Uber Eats Adjusted Net Sales Surge 154 Pct, Freight Logs 75 Pct Gain

beat expectations

For Uber, black ink on the road ahead?

The ride-hailing giant, extending its platform model into adjacent businesses such as freight and food delivery, is aiming to deliver a profit earlier than might have been anticipated — as in, the end of this year.

Adjusted revenues were $3.7 billion, representing a 42 percent gain, and that number was in line with expectations.

Drilling down into the numbers, monthly active platform customers were 22 percent to 111 million.

Gross bookings of $18.1 billion were better than the $18 billion analysts had expected, up 28 percent, while within that number, ride-sharing bookings were $13.2 billion, gaining 20 percent and Uber Eats were $4.4 billion, up more than 70  percent, as measured in constant currency.

Indicating at least some progress toward profits, the company’s net loss for the fourth quarter was $1.1 billion, where consensus had that line item at $1.2 billion.

No More Growth ‘At All Costs’

With a nod toward what might have been among the key concerns headed into the latest earnings report (and beyond), CEO Dara Khosrowshahi said in a statement that “We recognize that the era of growth at all costs is over.  In a world where investors increasingly demand not just growth, but profitable growth, we are well-positioned to win through continuous innovation, excellent execution, and the unrivaled scale of our global platform.”

Data provided by the company show that trips for the full year were up 32 percent, to 6.9 billion, as measured against 2018.

As measured on a GAAP basis, revenues in the United States and Canada were up 41 percent, to $2.5 billion, and marked the fastest-growing region. At the same time, sales in Latin America were up 31 percent to $553 million.

On the conference call with analysts, Khosrowshahi said that cross-platform users were up by 68 percent. And, with commentary about the drive toward profitability, he said that reaching that goal could be achieved with what he termed “only modest improvements” across the competitive landscape (though the assumptions are also that the regulatory environment would remain somewhat steady). The CEO said, too, that the company will continue to invest in other transportation businesses such as scooters and bikes. One way to boost efficiencies will come through better algorithms for its rides business.
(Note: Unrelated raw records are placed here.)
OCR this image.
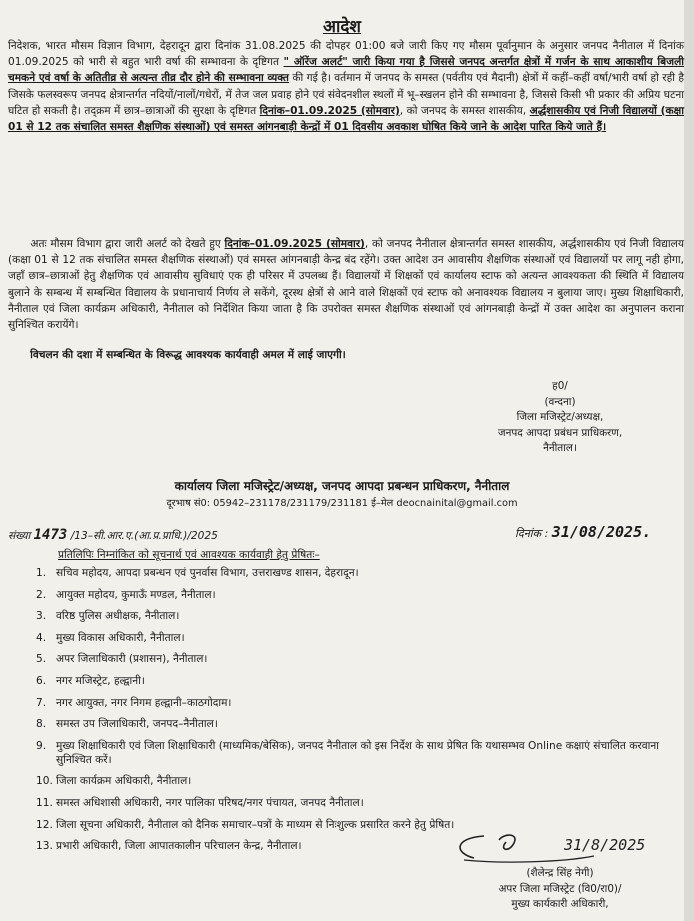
आदेश

निदेशक, भारत मौसम विज्ञान विभाग, देहरादून द्वारा दिनांक 31.08.2025 की दोपहर 01:00 बजे जारी किए गए मौसम पूर्वानुमान के अनुसार जनपद नैनीताल में दिनांक 01.09.2025 को भारी से बहुत भारी वर्षा की सम्भावना के दृष्टिगत " ऑरेंज अलर्ट" जारी किया गया है जिससे जनपद अन्तर्गत क्षेत्रों में गर्जन के साथ आकाशीय बिजली चमकने एवं वर्षा के अतितीव्र से अत्यन्त तीव्र दौर होने की सम्भावना व्यक्त की गई है। वर्तमान में जनपद के समस्त (पर्वतीय एवं मैदानी) क्षेत्रों में कहीं–कहीं वर्षा/भारी वर्षा हो रही है जिसके फलस्वरूप जनपद क्षेत्रान्तर्गत नदियों/नालों/गधेरों, में तेज जल प्रवाह होने एवं संवेदनशील स्थलों में भू–स्खलन होने की सम्भावना है, जिससे किसी भी प्रकार की अप्रिय घटना घटित हो सकती है। तद्क्रम में छात्र–छात्राओं की सुरक्षा के दृष्टिगत दिनांक–01.09.2025 (सोमवार), को जनपद के समस्त शासकीय, अर्द्धशासकीय एवं निजी विद्यालयों (कक्षा 01 से 12 तक संचालित समस्त शैक्षणिक संस्थाओं) एवं समस्त आंगनबाड़ी केन्द्रों में 01 दिवसीय अवकाश घोषित किये जाने के आदेश पारित किये जाते हैं।

अतः मौसम विभाग द्वारा जारी अलर्ट को देखते हुए दिनांक–01.09.2025 (सोमवार), को जनपद नैनीताल क्षेत्रान्तर्गत समस्त शासकीय, अर्द्धशासकीय एवं निजी विद्यालय (कक्षा 01 से 12 तक संचालित समस्त शैक्षणिक संस्थाओं) एवं समस्त आंगनबाड़ी केन्द्र बंद रहेंगे। उक्त आदेश उन आवासीय शैक्षणिक संस्थाओं एवं विद्यालयों पर लागू नही होगा, जहाँ छात्र–छात्राओं हेतु शैक्षणिक एवं आवासीय सुविधाएं एक ही परिसर में उपलब्ध हैं। विद्यालयों में शिक्षकों एवं कार्यालय स्टाफ को अत्यन्त आवश्यकता की स्थिति में विद्यालय बुलाने के सम्बन्ध में सम्बन्धित विद्यालय के प्रधानाचार्य निर्णय ले सकेंगे, दूरस्थ क्षेत्रों से आने वाले शिक्षकों एवं स्टाफ को अनावश्यक विद्यालय न बुलाया जाए। मुख्य शिक्षाधिकारी, नैनीताल एवं जिला कार्यक्रम अधिकारी, नैनीताल को निर्देशित किया जाता है कि उपरोक्त समस्त शैक्षणिक संस्थाओं एवं आंगनबाड़ी केन्द्रों में उक्त आदेश का अनुपालन कराना सुनिश्चित करायेंगे।

विचलन की दशा में सम्बन्धित के विरूद्ध आवश्यक कार्यवाही अमल में लाई जाएगी।

ह0/
(वन्दना)
जिला मजिस्ट्रेट/अध्यक्ष,
जनपद आपदा प्रबंधन प्राधिकरण,
नैनीताल।
कार्यालय जिला मजिस्ट्रेट/अध्यक्ष, जनपद आपदा प्रबन्धन प्राधिकरण, नैनीताल
दूरभाष सं0: 05942–231178/231179/231181 ई–मेल deocnainital@gmail.com
संख्या 1473 /13–सी.आर.ए.(आ.प्र.प्राधि.)/2025	दिनांक : 31/08/2025.
प्रतिलिपिः निम्नांकित को सूचनार्थ एवं आवश्यक कार्यवाही हेतु प्रेषितः–
1. सचिव महोदय, आपदा प्रबन्धन एवं पुनर्वास विभाग, उत्तराखण्ड शासन, देहरादून।
2. आयुक्त महोदय, कुमाऊँ मण्डल, नैनीताल।
3. वरिष्ठ पुलिस अधीक्षक, नैनीताल।
4. मुख्य विकास अधिकारी, नैनीताल।
5. अपर जिलाधिकारी (प्रशासन), नैनीताल।
6. नगर मजिस्ट्रेट, हल्द्वानी।
7. नगर आयुक्त, नगर निगम हल्द्वानी–काठगोदाम।
8. समस्त उप जिलाधिकारी, जनपद–नैनीताल।
9. मुख्य शिक्षाधिकारी एवं जिला शिक्षाधिकारी (माध्यमिक/बेसिक), जनपद नैनीताल को इस निर्देश के साथ प्रेषित कि यथासम्भव Online कक्षाएं संचालित करवाना सुनिश्चित करें।
10. जिला कार्यक्रम अधिकारी, नैनीताल।
11. समस्त अधिशासी अधिकारी, नगर पालिका परिषद/नगर पंचायत, जनपद नैनीताल।
12. जिला सूचना अधिकारी, नैनीताल को दैनिक समाचार–पत्रों के माध्यम से निःशुल्क प्रसारित करने हेतु प्रेषित।
13. प्रभारी अधिकारी, जिला आपातकालीन परिचालन केन्द्र, नैनीताल।	31/8/2025
(शैलेन्द्र सिंह नेगी)
अपर जिला मजिस्ट्रेट (वि0/रा0)/
मुख्य कार्यकारी अधिकारी,
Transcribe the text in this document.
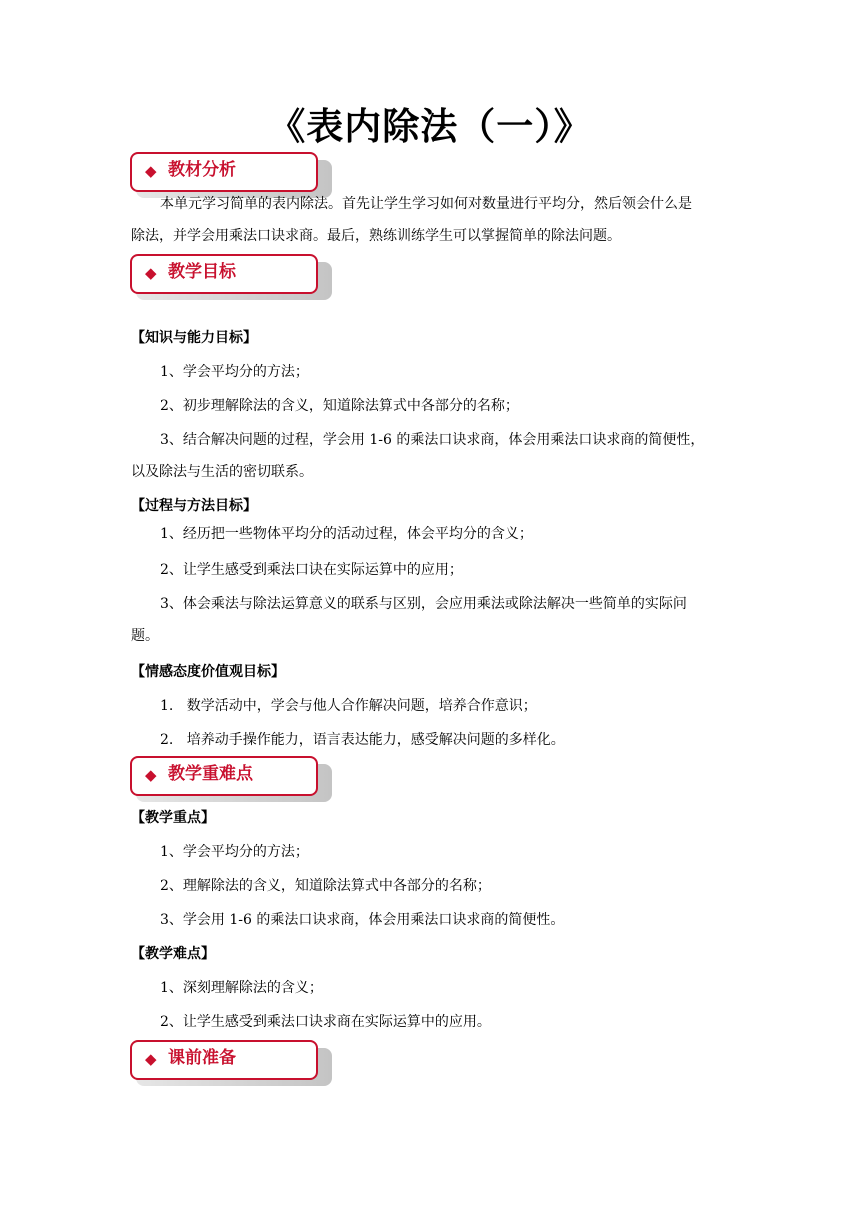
《表内除法（一）》
◆ 教材分析
本单元学习简单的表内除法。首先让学生学习如何对数量进行平均分，然后领会什么是
除法，并学会用乘法口诀求商。最后，熟练训练学生可以掌握简单的除法问题。
◆ 教学目标
【知识与能力目标】
1、学会平均分的方法；
2、初步理解除法的含义，知道除法算式中各部分的名称；
3、结合解决问题的过程，学会用 1-6 的乘法口诀求商，体会用乘法口诀求商的简便性，
以及除法与生活的密切联系。
【过程与方法目标】
1、经历把一些物体平均分的活动过程，体会平均分的含义；
2、让学生感受到乘法口诀在实际运算中的应用；
3、体会乘法与除法运算意义的联系与区别，会应用乘法或除法解决一些简单的实际问
题。
【情感态度价值观目标】
1.   数学活动中，学会与他人合作解决问题，培养合作意识；
2.   培养动手操作能力，语言表达能力，感受解决问题的多样化。
◆ 教学重难点
【教学重点】
1、学会平均分的方法；
2、理解除法的含义，知道除法算式中各部分的名称；
3、学会用 1-6 的乘法口诀求商，体会用乘法口诀求商的简便性。
【教学难点】
1、深刻理解除法的含义；
2、让学生感受到乘法口诀求商在实际运算中的应用。
◆ 课前准备
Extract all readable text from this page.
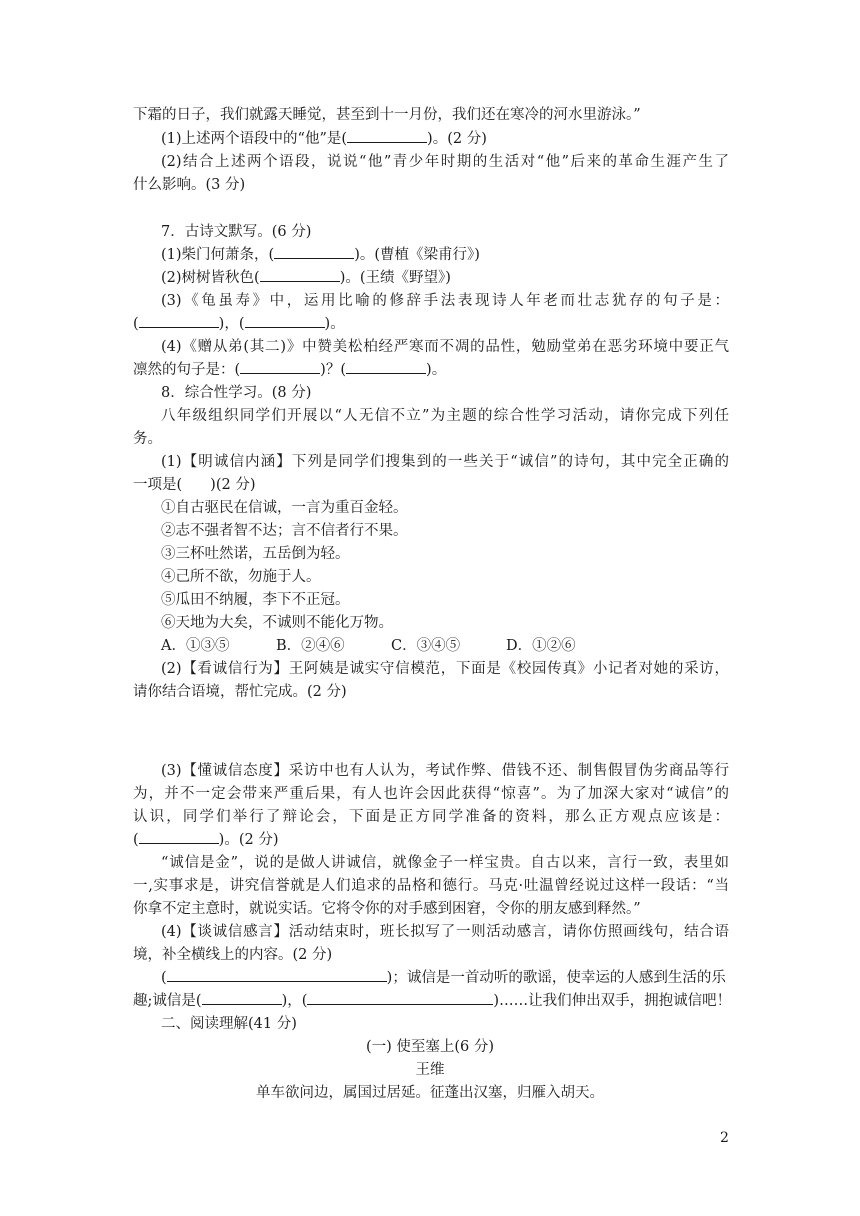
下霜的日子，我们就露天睡觉，甚至到十一月份，我们还在寒冷的河水里游泳。”
(1)上述两个语段中的“他”是(	)。(2 分)
(2)结合上述两个语段，说说“他”青少年时期的生活对“他”后来的革命生涯产生了
什么影响。(3 分)
7．古诗文默写。(6 分)
(1)柴门何萧条，(	)。(曹植《梁甫行》)
(2)树树皆秋色(	)。(王绩《野望》)
(3)《龟虽寿》中，运用比喻的修辞手法表现诗人年老而壮志犹存的句子是：
(	)，(	)。
(4)《赠从弟(其二)》中赞美松柏经严寒而不凋的品性，勉励堂弟在恶劣环境中要正气
凛然的句子是：(	)？(	)。
8．综合性学习。(8 分)
八年级组织同学们开展以“人无信不立”为主题的综合性学习活动，请你完成下列任
务。
(1)【明诚信内涵】下列是同学们搜集到的一些关于“诚信”的诗句，其中完全正确的
一项是( )(2 分)
①自古驱民在信诚，一言为重百金轻。
②志不强者智不达；言不信者行不果。
③三杯吐然诺，五岳倒为轻。
④己所不欲，勿施于人。
⑤瓜田不纳履，李下不正冠。
⑥天地为大矣，不诚则不能化万物。
A．①③⑤	B．②④⑥	C．③④⑤	D．①②⑥
(2)【看诚信行为】王阿姨是诚实守信模范，下面是《校园传真》小记者对她的采访，
请你结合语境，帮忙完成。(2 分)
(3)【懂诚信态度】采访中也有人认为，考试作弊、借钱不还、制售假冒伪劣商品等行
为，并不一定会带来严重后果，有人也许会因此获得“惊喜”。为了加深大家对“诚信”的
认识，同学们举行了辩论会，下面是正方同学准备的资料，那么正方观点应该是：
(	)。(2 分)
“诚信是金”，说的是做人讲诚信，就像金子一样宝贵。自古以来，言行一致，表里如
一,实事求是，讲究信誉就是人们追求的品格和德行。马克·吐温曾经说过这样一段话：“当
你拿不定主意时，就说实话。它将令你的对手感到困窘，令你的朋友感到释然。”
(4)【谈诚信感言】活动结束时，班长拟写了一则活动感言，请你仿照画线句，结合语
境，补全横线上的内容。(2 分)
(	)；诚信是一首动听的歌谣，使幸运的人感到生活的乐
趣;诚信是(	)，(	)……让我们伸出双手，拥抱诚信吧！
二、阅读理解(41 分)
(一) 使至塞上(6 分)
王维
单车欲问边，属国过居延。征蓬出汉塞，归雁入胡天。
2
With more granular detail in the ride segment, the launch of Uber Comfort helped drive 54 percent year-over-year growth in the premium rides segment, while the firm also said that UberX trip growth continued, notching 23 percent growth in the latest quarter.

The company also detailed that the airport focused business growth has outpaced that of rides overall. Uber said it would continue to roll out its PIN product, through which riders receive a PIN and take it to the driver that is in line, rather than being paired with a specific driver.

Uber for Business has seen gross bookings surge to $1.2 billion in the latest quarter, while managed accounts was up by 75 percent year over year. For the Freight business, Uber said that in-app bundles, which allow carriers to book multiple loads at once, have reduced “empty miles” versus non-Uber Freight matched bundles, according to presentation materials.

Feasting On Eats

Along with the triple-digit gain in adjusted net sales, Uber’s gross bookings in the Eats segment, where management has said the firm is in “early innings” in the segment were up 73 percent, and the company has said that the take rate has improved, excluding the India operations that were just sold, by 60 basis points. Management has said that Uber still is targeting the top positions in each of the markets it targets for the Eats business.

Looking ahead, Uber is guiding toward fiscal year 2020 bookings growth of between 15 percent to 23 percent — and that the final quarter of the year will be a positive EBITDA quarter.